Die Reduktion der IT-Kosten hat auch größte Priorität bei der Umsetzung eines modernen Arbeitsplatzes im Unternehmen. Für gut zwei Drittel der Unternehmen stellt die Applikationsvirtualisierung eine Alternative zur klassischen Softwareverteilung an Clients dar. Die Anwender in den Unternehmen setzen zudem die höchsten Ansprüche an verbesserte Service Levels sowie die schnelle Einführung von Applikationen. Für die Studie "Client und Application Management" hat Brainforce im November vergangenen Jahres 2.000 Unternehmen aller Branchen und Größen in Deutschland und Österreich befragt.

Modernisierung des Betriebssystems 41 Prozent der befragten Unternehmen gaben an, innerhalb der kommenden zwölf Monate ihr Betriebssystem modernisieren zu wollen. Bereits bis Ende 2010 planen 17 Prozent der Unternehmen, auf Windows 7 zu migrieren, weitere 18 Prozent wollen dies im Jahr 2011 realisieren. Vom neuen Microsoft Betriebssystem erwarten sich die Unternehmen insbesondere eine höhere Leistungsfähigkeit, erhöhte Sicherheit sowie eine verbesserte Zugriffsmöglichkeit von unterwegs. Knapp die Hälfte der befragten Unternehmen (47 Prozent) beabsichtigt, bis Ende 2011 Softwarekompatibilitäts-Tests durchzuführen, um zu prüfen, ob die aktuell eingesetzten Applikationen auch auf einem anderen Betriebssystem funktionsfähig sind.

Neben der Gewährleistung der Client-Sicherheit sehen die befragten Unternehmen vor allem zwei wesentliche Herausforderungen an eine leistungsfähige Client-Infrastruktur: Mit einem Mittelwert von 1,49 bewerteten die Unternehmen die Zentralisierung des Client Management als zweitwichtigste Anforderungen an eine Client-Infrastruktur, gefolgt von der Kostenreduzierung beim Client Management (Mittelwert 1,69) (1=sehr wichtig; 4=nicht wichtig).

Kommerzielle Lösungen zur Softwareverteilung stark verbreitet In 87 Prozent der von Brainforce befragten Unternehmen ist eine Lösung zur Softwareverteilung im Einsatz.
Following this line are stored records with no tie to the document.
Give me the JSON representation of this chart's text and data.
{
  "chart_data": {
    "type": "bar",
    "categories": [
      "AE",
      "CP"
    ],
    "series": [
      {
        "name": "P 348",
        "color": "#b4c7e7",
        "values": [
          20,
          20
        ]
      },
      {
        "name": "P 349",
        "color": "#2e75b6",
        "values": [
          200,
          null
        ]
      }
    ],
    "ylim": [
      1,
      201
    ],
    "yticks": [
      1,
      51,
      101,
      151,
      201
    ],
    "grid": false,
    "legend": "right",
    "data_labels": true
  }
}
Dabei verfügen mehr als 90 Prozent der befragten Unternehmen mit mehr als 500 Clients über eine Lösung zur Softwareverteilung; hingegen setzen nur 60 Prozent der Unternehmen mit maximal 500 Clients eine solche Lösung ein. Drei Viertel aller befragten Unternehmen nutzen eine kommerzielle Lösung.